In the fall of 2019, he developed recurrent episodes of daytime and night time urinary incontinence. He reported no memories of the events. His levetiracetam dose was increased and these episodes resolved. Subsequently, he had an episode at school concerning for breakthrough seizure activity. After gym, his school Registered Nurse called his mother because he was very pale and curled up in a fetal position. He was incoherent and speaking gibberish, but wasn't able to respond to his mother. When he tried to respond, his speech was very slow. He was retching, but had not yet vomited. He developed his typical vascular rash over his chest as well. His mother came to the school and administered 7.5 mg of buccal diazepam. Thereafter, he threw up but did not return to his baseline. The constellation of symptoms above persisted, so his mother took him to the Emergency Room where he was given a loading dose of levetiracetam with symptom resolution. He was admitted for a video EEG that was normal for 48 hours. His levetiracetam dose was increased and his symptoms again have resolved for the past month.
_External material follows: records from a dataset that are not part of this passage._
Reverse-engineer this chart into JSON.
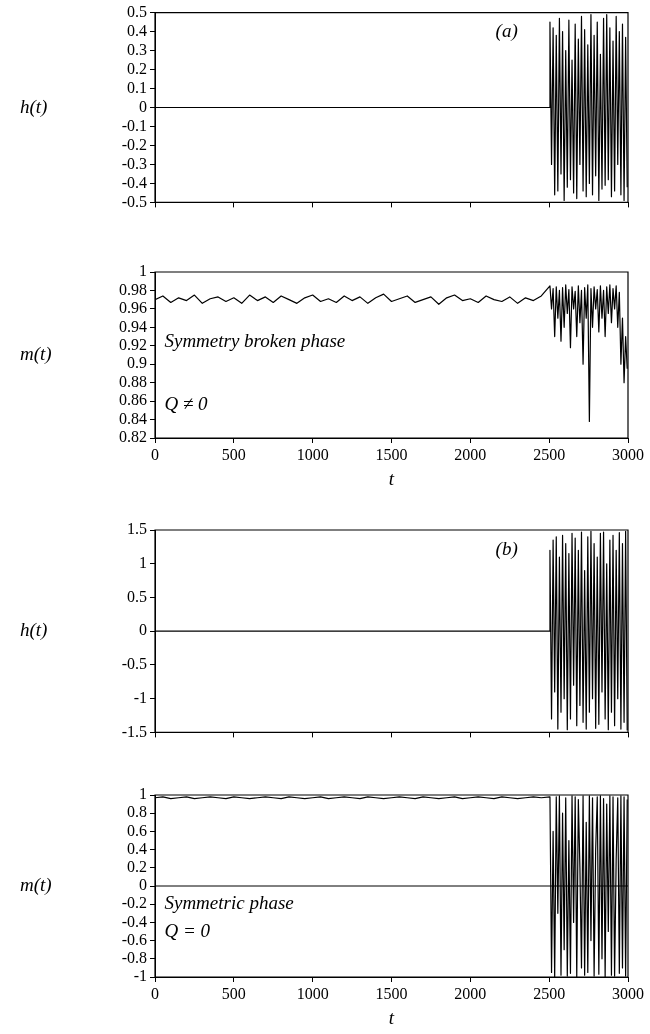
{
  "chart_data": [
    {
      "type": "line",
      "ylabel": "h(t)",
      "annotations": [
        "(a)"
      ],
      "tick_labels": "y",
      "xlim": [
        0,
        3000
      ],
      "xticks": [
        0,
        500,
        1000,
        1500,
        2000,
        2500,
        3000
      ],
      "ylim": [
        -0.5,
        0.5
      ],
      "yticks": [
        -0.5,
        -0.4,
        -0.3,
        -0.2,
        -0.1,
        0,
        0.1,
        0.2,
        0.3,
        0.4,
        0.5
      ],
      "x": [
        0,
        2500,
        2505,
        2515,
        2525,
        2535,
        2545,
        2555,
        2565,
        2575,
        2585,
        2595,
        2605,
        2615,
        2625,
        2635,
        2645,
        2655,
        2665,
        2675,
        2685,
        2695,
        2705,
        2715,
        2725,
        2735,
        2745,
        2755,
        2765,
        2775,
        2785,
        2795,
        2805,
        2815,
        2825,
        2835,
        2845,
        2855,
        2865,
        2875,
        2885,
        2895,
        2905,
        2915,
        2925,
        2935,
        2945,
        2955,
        2965,
        2975,
        2985,
        2995
      ],
      "series": [
        {
          "color": "#000000",
          "values": [
            0,
            0,
            0.45,
            -0.3,
            0.42,
            -0.46,
            0.38,
            -0.44,
            0.47,
            -0.35,
            0.4,
            -0.49,
            0.3,
            -0.42,
            0.46,
            -0.38,
            0.25,
            -0.45,
            0.44,
            -0.48,
            0.36,
            -0.3,
            0.48,
            -0.44,
            0.41,
            -0.47,
            0.33,
            -0.4,
            0.49,
            -0.46,
            0.38,
            -0.36,
            0.45,
            -0.49,
            0.28,
            -0.43,
            0.47,
            -0.41,
            0.49,
            -0.38,
            0.42,
            -0.47,
            0.35,
            -0.44,
            0.48,
            -0.3,
            0.4,
            -0.46,
            0.44,
            -0.49,
            0.37,
            -0.42
          ]
        }
      ]
    },
    {
      "type": "line",
      "ylabel": "m(t)",
      "xlabel": "t",
      "annotations": [
        "Symmetry broken phase",
        "Q ≠ 0"
      ],
      "xlim": [
        0,
        3000
      ],
      "xticks": [
        0,
        500,
        1000,
        1500,
        2000,
        2500,
        3000
      ],
      "ylim": [
        0.82,
        1
      ],
      "yticks": [
        0.82,
        0.84,
        0.86,
        0.88,
        0.9,
        0.92,
        0.94,
        0.96,
        0.98,
        1
      ],
      "x": [
        0,
        50,
        100,
        150,
        200,
        250,
        300,
        350,
        400,
        450,
        500,
        550,
        600,
        650,
        700,
        750,
        800,
        850,
        900,
        950,
        1000,
        1050,
        1100,
        1150,
        1200,
        1250,
        1300,
        1350,
        1400,
        1450,
        1500,
        1550,
        1600,
        1650,
        1700,
        1750,
        1800,
        1850,
        1900,
        1950,
        2000,
        2050,
        2100,
        2150,
        2200,
        2250,
        2300,
        2350,
        2400,
        2450,
        2505,
        2515,
        2525,
        2535,
        2545,
        2555,
        2565,
        2575,
        2585,
        2595,
        2605,
        2615,
        2625,
        2635,
        2645,
        2655,
        2665,
        2675,
        2685,
        2695,
        2705,
        2715,
        2725,
        2735,
        2745,
        2755,
        2765,
        2775,
        2785,
        2795,
        2805,
        2815,
        2825,
        2835,
        2845,
        2855,
        2865,
        2875,
        2885,
        2895,
        2905,
        2915,
        2925,
        2935,
        2945,
        2955,
        2965,
        2975,
        2985,
        2995
      ],
      "series": [
        {
          "color": "#000000",
          "values": [
            0.97,
            0.974,
            0.967,
            0.972,
            0.969,
            0.975,
            0.966,
            0.971,
            0.973,
            0.968,
            0.972,
            0.966,
            0.975,
            0.969,
            0.973,
            0.967,
            0.974,
            0.97,
            0.966,
            0.972,
            0.975,
            0.968,
            0.971,
            0.967,
            0.974,
            0.969,
            0.973,
            0.966,
            0.972,
            0.976,
            0.968,
            0.971,
            0.974,
            0.967,
            0.97,
            0.973,
            0.965,
            0.972,
            0.975,
            0.969,
            0.971,
            0.967,
            0.974,
            0.97,
            0.968,
            0.973,
            0.966,
            0.972,
            0.969,
            0.974,
            0.985,
            0.96,
            0.982,
            0.93,
            0.984,
            0.95,
            0.98,
            0.925,
            0.983,
            0.94,
            0.986,
            0.955,
            0.981,
            0.918,
            0.984,
            0.96,
            0.979,
            0.93,
            0.985,
            0.945,
            0.98,
            0.9,
            0.983,
            0.95,
            0.986,
            0.838,
            0.982,
            0.94,
            0.984,
            0.96,
            0.981,
            0.935,
            0.985,
            0.95,
            0.98,
            0.93,
            0.984,
            0.955,
            0.986,
            0.945,
            0.982,
            0.96,
            0.985,
            0.94,
            0.978,
            0.9,
            0.95,
            0.88,
            0.93,
            0.895
          ]
        }
      ]
    },
    {
      "type": "line",
      "ylabel": "h(t)",
      "annotations": [
        "(b)"
      ],
      "tick_labels": "y",
      "xlim": [
        0,
        3000
      ],
      "xticks": [
        0,
        500,
        1000,
        1500,
        2000,
        2500,
        3000
      ],
      "ylim": [
        -1.5,
        1.5
      ],
      "yticks": [
        -1.5,
        -1,
        -0.5,
        0,
        0.5,
        1,
        1.5
      ],
      "x": [
        0,
        2500,
        2505,
        2515,
        2525,
        2535,
        2545,
        2555,
        2565,
        2575,
        2585,
        2595,
        2605,
        2615,
        2625,
        2635,
        2645,
        2655,
        2665,
        2675,
        2685,
        2695,
        2705,
        2715,
        2725,
        2735,
        2745,
        2755,
        2765,
        2775,
        2785,
        2795,
        2805,
        2815,
        2825,
        2835,
        2845,
        2855,
        2865,
        2875,
        2885,
        2895,
        2905,
        2915,
        2925,
        2935,
        2945,
        2955,
        2965,
        2975,
        2985,
        2995
      ],
      "series": [
        {
          "color": "#000000",
          "values": [
            0,
            0,
            1.2,
            -1.3,
            1.35,
            -0.9,
            1.4,
            -1.45,
            1.1,
            -1.2,
            1.42,
            -1.0,
            1.3,
            -1.46,
            1.15,
            -1.3,
            1.45,
            -0.8,
            1.38,
            -1.4,
            1.2,
            -1.1,
            1.47,
            -1.35,
            0.9,
            -1.45,
            1.4,
            -1.2,
            1.48,
            -1.0,
            1.3,
            -1.44,
            1.1,
            -1.38,
            1.45,
            -0.9,
            1.47,
            -1.3,
            1.0,
            -1.46,
            1.35,
            -1.2,
            1.42,
            -1.4,
            1.2,
            -1.0,
            1.46,
            -1.45,
            1.3,
            -1.35,
            1.48,
            -1.47
          ]
        }
      ]
    },
    {
      "type": "line",
      "ylabel": "m(t)",
      "xlabel": "t",
      "annotations": [
        "Symmetric phase",
        "Q = 0"
      ],
      "xlim": [
        0,
        3000
      ],
      "xticks": [
        0,
        500,
        1000,
        1500,
        2000,
        2500,
        3000
      ],
      "ylim": [
        -1,
        1
      ],
      "yticks": [
        -1,
        -0.8,
        -0.6,
        -0.4,
        -0.2,
        0,
        0.2,
        0.4,
        0.6,
        0.8,
        1
      ],
      "ref_lines": [
        {
          "axis": "y",
          "value": 0
        }
      ],
      "x": [
        0,
        50,
        100,
        150,
        200,
        250,
        300,
        350,
        400,
        450,
        500,
        550,
        600,
        650,
        700,
        750,
        800,
        850,
        900,
        950,
        1000,
        1050,
        1100,
        1150,
        1200,
        1250,
        1300,
        1350,
        1400,
        1450,
        1500,
        1550,
        1600,
        1650,
        1700,
        1750,
        1800,
        1850,
        1900,
        1950,
        2000,
        2050,
        2100,
        2150,
        2200,
        2250,
        2300,
        2350,
        2400,
        2450,
        2505,
        2515,
        2525,
        2535,
        2545,
        2555,
        2565,
        2575,
        2585,
        2595,
        2605,
        2615,
        2625,
        2635,
        2645,
        2655,
        2665,
        2675,
        2685,
        2695,
        2705,
        2715,
        2725,
        2735,
        2745,
        2755,
        2765,
        2775,
        2785,
        2795,
        2805,
        2815,
        2825,
        2835,
        2845,
        2855,
        2865,
        2875,
        2885,
        2895,
        2905,
        2915,
        2925,
        2935,
        2945,
        2955,
        2965,
        2975,
        2985,
        2995
      ],
      "series": [
        {
          "color": "#000000",
          "values": [
            0.97,
            0.98,
            0.96,
            0.97,
            0.98,
            0.96,
            0.97,
            0.98,
            0.97,
            0.96,
            0.98,
            0.97,
            0.96,
            0.97,
            0.98,
            0.97,
            0.96,
            0.98,
            0.97,
            0.96,
            0.97,
            0.98,
            0.96,
            0.97,
            0.98,
            0.97,
            0.96,
            0.98,
            0.97,
            0.96,
            0.97,
            0.98,
            0.97,
            0.96,
            0.98,
            0.97,
            0.96,
            0.97,
            0.98,
            0.96,
            0.97,
            0.98,
            0.97,
            0.96,
            0.98,
            0.97,
            0.96,
            0.97,
            0.98,
            0.97,
            0.98,
            -0.95,
            0.6,
            -1,
            0.98,
            -0.3,
            0.99,
            -0.98,
            0.8,
            -0.7,
            0.97,
            -0.99,
            0.5,
            -0.96,
            0.99,
            -0.4,
            0.98,
            -1,
            0.95,
            0.2,
            -0.9,
            0.99,
            -0.98,
            0.7,
            -0.95,
            0.99,
            -0.6,
            0.97,
            -0.99,
            0.4,
            0.98,
            -0.97,
            0.99,
            -0.8,
            0.96,
            -1,
            0.9,
            -0.5,
            0.99,
            -0.98,
            0.98,
            -0.99,
            0.3,
            0.97,
            -0.96,
            0.99,
            -0.9,
            0.98,
            -0.99,
            0.95
          ]
        }
      ]
    }
  ]
}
Epilepsy in neurofibromatosis is relatively common. A recent analysis found that 26 of 184 patients with neurofibromatosis were also diagnosed with epilepsy; of this group 17 (65%) had localization related epilepsy.1 Migraines and migraine variants are also common in the pediatric population and can be challenging to differentiate from epilepsy due to the similarities in symptomatology and the frequent comorbidity of the 2 conditions.2Taking a detailed history and monitoring for response to initial therapies can help narrow the differential diagnosis. A normal EEG does not exclude the possibility of an underlying seizure disorder. Clinicians should have an increased degree of suspicion for seizures in children with risk factors for epilepsy including neurocutaneous syndromes and autism spectrum disorders.
1. Pecoraro A, Arehart E, Gallentine W, et al. Epilepsy in neurofibromatosis type 1. Epilepsy Behav. 2017;73:137-141. doi: 10.1016/j.yebeh.2017.05.011.
2. Oakley CB, Kossoff EH. Migraine and epilepsy in the pediatric population. Curr Pain Headache Rep. 2014;18(3):402. doi: 10.1007/s11916-013-0402-3.